Так прошло две недели. В эти недели случилось желанное для Ивана Ильича и его жены событие: Петрищев сделал формальное предложение. Это случилось вечером. На другой день Прасковья Федоровна вошла к мужу, обдумывая, как объявить ему о предложении Федора Петровича, но в эту самую ночь с Иваном Ильичем свершилась новая перемена к худшему. Прасковья Федоровна застала его на том же диване, но в новом положении. Он лежал навзничь, стонал и смотрел перед собою остановившимся взглядом.
Она стала говорить о лекарствах. Он перевел свой взгляд на нее. Она не договорила того, что начала: такая злоба, именно к ней, выражалась в этом взгляде.
– Ради Христа, дай мне умереть спокойно, – сказал он.

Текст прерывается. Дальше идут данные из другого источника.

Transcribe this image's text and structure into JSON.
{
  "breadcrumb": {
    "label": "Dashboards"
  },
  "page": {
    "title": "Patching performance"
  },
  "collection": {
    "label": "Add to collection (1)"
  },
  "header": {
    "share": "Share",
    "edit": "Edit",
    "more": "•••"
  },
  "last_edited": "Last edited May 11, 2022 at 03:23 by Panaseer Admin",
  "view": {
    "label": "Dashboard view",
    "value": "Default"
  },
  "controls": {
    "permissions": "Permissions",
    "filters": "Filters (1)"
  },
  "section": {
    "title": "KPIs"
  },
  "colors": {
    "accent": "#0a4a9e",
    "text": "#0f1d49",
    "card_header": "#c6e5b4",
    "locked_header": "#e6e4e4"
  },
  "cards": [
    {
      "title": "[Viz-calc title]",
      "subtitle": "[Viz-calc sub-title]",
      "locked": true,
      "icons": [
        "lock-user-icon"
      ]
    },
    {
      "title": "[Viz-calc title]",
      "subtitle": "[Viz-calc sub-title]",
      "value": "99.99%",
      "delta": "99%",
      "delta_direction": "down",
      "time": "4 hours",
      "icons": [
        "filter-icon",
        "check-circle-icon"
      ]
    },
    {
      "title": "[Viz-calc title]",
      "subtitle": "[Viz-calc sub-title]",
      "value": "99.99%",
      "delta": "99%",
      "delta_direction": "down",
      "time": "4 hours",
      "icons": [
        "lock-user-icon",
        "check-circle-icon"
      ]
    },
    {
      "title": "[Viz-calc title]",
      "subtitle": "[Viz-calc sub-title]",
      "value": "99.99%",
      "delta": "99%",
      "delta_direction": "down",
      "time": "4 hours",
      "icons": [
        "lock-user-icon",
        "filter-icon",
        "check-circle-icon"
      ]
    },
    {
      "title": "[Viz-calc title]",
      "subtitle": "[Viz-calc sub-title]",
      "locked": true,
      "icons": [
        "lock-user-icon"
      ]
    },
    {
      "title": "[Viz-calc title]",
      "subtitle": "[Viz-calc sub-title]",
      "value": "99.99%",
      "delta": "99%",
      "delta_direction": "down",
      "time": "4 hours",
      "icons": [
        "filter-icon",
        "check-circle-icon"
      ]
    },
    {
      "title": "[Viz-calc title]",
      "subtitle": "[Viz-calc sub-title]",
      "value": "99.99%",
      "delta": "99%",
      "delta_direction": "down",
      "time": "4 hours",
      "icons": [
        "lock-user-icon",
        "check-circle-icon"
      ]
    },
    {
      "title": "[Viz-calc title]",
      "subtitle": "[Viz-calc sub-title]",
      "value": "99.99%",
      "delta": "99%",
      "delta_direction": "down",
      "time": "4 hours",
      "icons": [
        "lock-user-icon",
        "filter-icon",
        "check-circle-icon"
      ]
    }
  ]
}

Она хотела уходить, но в это время вошла дочь и подошла поздороваться. Он так же посмотрел на дочь, как и на жену, и на ее вопросы о здоровье сухо сказал ей, что он скоро освободит их всех от себя. Обе замолчали, посидели и вышли.
– В чем же мы виноваты? – сказала Лиза матери. – Точно мы это сделали! Мне жалко папа, но за что же нас мучить?
В обычное время приехал доктор. Иван Ильич отвечал ему: «да, нет», не спуская с него озлобленного взгляда, и под конец сказал:
– Ведь вы знаете, что ничего не поможете, так оставьте.
– Облегчить страдания можем, – сказал доктор.
– И того не можете; оставьте.
Доктор вышел в гостиную и сообщил Прасковье Федоровне, что очень плохо, и что одно средство – опиум, чтобы облегчить страдания, которые должны быть ужасны.
Доктор говорил, что страдания его физические ужасны, и это была правда; но ужаснее его физических страданий были его нравственные страдания, и в этом было главное его мучение.
Нравственные страдания его состояли в том, что в эту ночь, глядя на сонное, добродушное, скуластое лицо Герасима, ему вдруг пришло в голову: а что как и в самом деле вся моя жизнь сознательная жизнь, была «не то».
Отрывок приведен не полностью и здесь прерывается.